The pounding of feet against the pavement. The scrape of metal against brick. The click of a gun. That damn gun! The metal was cold. It was always cold. The gloves trapped in my body heat, never letting it warm up. You said it was for the best, you said nobody would tell it had been used. But you don’t know about guns. You never knew how to kill. You knew how to lie, and groom, and manipulate, but you could never kill. You broke the soul and kept the body alive. It wasn’t your fault. Killing was all I was taught. Coercion was all you knew.
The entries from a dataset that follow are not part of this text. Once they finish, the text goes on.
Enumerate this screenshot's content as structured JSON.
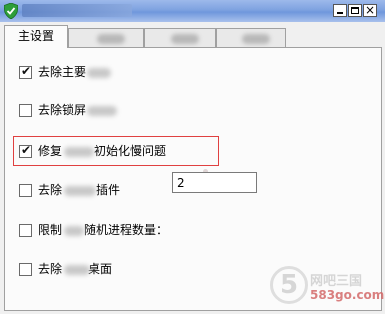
{
  "window": {
    "title": "",
    "controls": {
      "minimize": "_",
      "maximize": "□",
      "close": "×"
    }
  },
  "tabs": [
    {
      "label": "主设置"
    },
    {
      "label": ""
    },
    {
      "label": ""
    },
    {
      "label": ""
    }
  ],
  "options": [
    {
      "label_before": "去除主要",
      "label_after": "",
      "checked": true,
      "check_glyph": "✔"
    },
    {
      "label_before": "去除锁屏",
      "label_after": "",
      "checked": false,
      "check_glyph": ""
    },
    {
      "label_before": "修复",
      "label_after": "初始化慢问题",
      "checked": true,
      "check_glyph": "✔"
    },
    {
      "label_before": "去除",
      "label_after": "插件",
      "checked": false,
      "check_glyph": ""
    },
    {
      "label_before": "限制",
      "label_after": "随机进程数量：",
      "checked": false,
      "check_glyph": ""
    },
    {
      "label_before": "去除",
      "label_after": "桌面",
      "checked": false,
      "check_glyph": ""
    }
  ],
  "process_limit": {
    "value": "2"
  },
  "watermark": {
    "logo": "5",
    "cn": "网吧三国",
    "url": "583go.com"
  },
  "colors": {
    "highlight": "#e04040",
    "titlebar": "#7ea2e0"
  },
  "icons": {
    "app": "shield-icon"
  }
}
They don’t want me to think that. They don’t want me to realize that. They wanted me to hate you, because I killed the people I hated, but I never could hate you. I never could hate what you did to me— was it assigned? Was it your own free will? I don’t know. I’d say it wasn’t in your nature, but we both know nobody knew what your nature actually was. You didn’t know. You hid it from me, but I saw you staring in the mirror that night before I killed you. I saw the way you looked at yourself, and I saw the way you looked at me. You looked at yourself like you were a stranger, and me like I was a monster you created.
I guess you were right, I am a monster. A successful, no, a useful monster. A monster that follows orders and sits all pretty and doesn’t pull her chain. But I was still a monster to you, in the end. Wasn’t I? I killed you. I killed you, and you let me.
I wish I could tell you that it wasn’t my idea. The list of daily executions. Rats, the injured, old weapons. Someday, I’ll be on that list. It wasn’t your fault, again. I know you weren’t a rat. I would’ve seen it if you were. But the era of seduction was coming to an end. Our enemies would slit your throat before you could think of a lie. There was no more use for a Silver Tongue. And so the Queen called for him to be disposed of by his beloved Chekov’s Gun.
You named me not for my talent or my weapon, but for a rule to follow. How odd. How exciting. How goddamn rebellious.
Half the names on the list had already been crossed off by the time it ended up in my hands. I don’t know if the previous holder had been killed. Or maybe he quit. Or maybe he was one of them. I didn’t see your name, at first. I didn’t see it until I got to it. Until it was time for you to die. You would have tricked me into coming to you. I didn’t need to.
I think you knew, didn’t you? You knew it was time. You were waiting there for me when I held the gun to your head. You didn’t struggle and you didn’t run. You couldn’t look me in the eyes as I pulled the trigger. What did you expect? You named me Chekov’s Gun. Everything must have a purpose. Everything must have a role. The era of seduction was coming to an end, and you were no longer needed.
The first winter after I killed you was brutally cold.